My sofa faced a sliding glass door and a narrow wood deck that looked directly onto the Pacific Ocean. The house was a small one-bedroom cottage on the beach at Malibu. A colleague in the History department had owned it until he’d retired to Aspen a few years back to ski and open a sporting goods store. He’d sold the house to me for $300,000, the price he’d paid in 1981. That was about a tenth of what it was worth.
As soon as we settled into the deep upholstery, she kicked off strappy high heels and draped her legs across my lap. “My feet are killing me,” she said.

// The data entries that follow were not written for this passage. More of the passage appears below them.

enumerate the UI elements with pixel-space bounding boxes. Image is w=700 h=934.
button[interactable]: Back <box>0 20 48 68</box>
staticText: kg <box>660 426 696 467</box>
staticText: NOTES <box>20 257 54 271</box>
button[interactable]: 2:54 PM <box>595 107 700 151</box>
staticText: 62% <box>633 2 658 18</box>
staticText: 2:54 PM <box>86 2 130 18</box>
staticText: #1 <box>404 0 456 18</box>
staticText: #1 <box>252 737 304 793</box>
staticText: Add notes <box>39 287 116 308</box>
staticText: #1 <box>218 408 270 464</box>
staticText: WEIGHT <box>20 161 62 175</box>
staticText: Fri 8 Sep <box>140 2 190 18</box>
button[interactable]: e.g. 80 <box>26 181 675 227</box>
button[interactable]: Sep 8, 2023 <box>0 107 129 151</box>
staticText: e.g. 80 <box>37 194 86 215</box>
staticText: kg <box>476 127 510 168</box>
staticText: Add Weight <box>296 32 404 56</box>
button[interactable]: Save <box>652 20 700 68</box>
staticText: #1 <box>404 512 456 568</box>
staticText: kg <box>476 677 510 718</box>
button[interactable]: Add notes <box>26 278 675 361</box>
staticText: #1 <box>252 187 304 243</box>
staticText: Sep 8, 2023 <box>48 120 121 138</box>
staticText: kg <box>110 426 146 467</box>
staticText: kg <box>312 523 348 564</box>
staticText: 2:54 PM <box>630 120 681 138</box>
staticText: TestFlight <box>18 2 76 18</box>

I pressed her glass into her hand and began to massage one slender foot. “Tell me about it.”
“Robert De Christ.” She shivered and drank champagne. “He opened the gallery, and his work was the main event, along with two or three local artists who probably ought to be under police surveillance. He’s very hot back east...New York, the Boston area. Graphic arts, music videos, talk shows, the whole spread. Very talented, but he creates images of death. Sex and death. Really necrophilic stuff.”
“That sounds morbid, but not all that novel. Why so upset?”
She drained her glass and held it out for more. I poured.
“He’s obsessed with it,” she said. “It’s become a function of his being. He’s very charming, in a way. Magnetic. But when you look at him and talk to him, it’s as if he’s trying to envision you as a figure in one of his pieces.”
“There are accounts,” I said, “of people who’ve worked very hard to create that kind of personality. Mostly, they’re delusional and pretty harmless. But a few are the real thing, sexual predators, serial killers. There was the ‘Vampire of Hanover’ back in the 1920s, a case in the late 1970s in Sacramento, of all places, and a fairly recent case in Massachusetts where an accused serial killer had himself surgically altered to look like a vampire…tongue split, horns grafted to his forehead. Your instinct may be right.”
“There’s more,” she said. “Some idiot decided to get naked and do a war dance in the middle of the exhibit,” she said. “Screaming at the top of his lungs, crashing into people. He finally ran himself over a balcony railing and fell about twenty feet.”
“How bad was it?” I wrapped my fingers around her free hand.
“Don’t know. The paramedics immobilized just about every bone in his body before they moved him.” She sipped her champagne. “You should’ve seen the crowd around him. Like he was a piece in the exhibit.” She shuddered. “Ghoulish in the truest sense.”
She was quiet for awhile and seemed preoccupied. I finally decided that a little ocean therapy might help to settle things down. I’ve never been sure whether it’s the calm repetition of the waves, or the immensity of its scale, or maybe the primordial link to our origins, but for me, even a brief session of communing with the sea tends to sweep across a fractured mental landscape like surf smoothing the sand. I draped her coat over her shoulders and we walked down the steps to the beach. It was a soft summer night, and the breeze off the water carried the sea smell like a magic carpet to exotic lands. We laid our parallel sets of tracks down to the tide line, her bare feet next to my Birkenstocks, and we watched the waves exhaust themselves just short of our toes.
“Good choice,” Lani said. “The sound is so magical. It’s as if it gets inside your soul, cleans up all the parts where there are rough spots or pockets of shadow.”
I moved behind her and wrapped my arms around her waist. We stood quietly while I let the whisper of the surf take the edge off my own thoughts.
“At least he’s doing art that matters to him,” she said.
“Sorry?”
“De Christ. His stuff may be appalling, but at least he puts his soul into it. So many of the things you see today are so utterly trivial.”
“It means we’re on the downhill side,” I said. “It’s been the life cycle of every major culture. The cultural vision fragments, loses direction. Creative energy gives way to mere activity. Art becomes sensationalism. Bread and circuses.”
Lani stared out over the water. “I wonder what comes after us.” She pulled her coat tightly around her. “It’s gotten cold. Let’s go in.”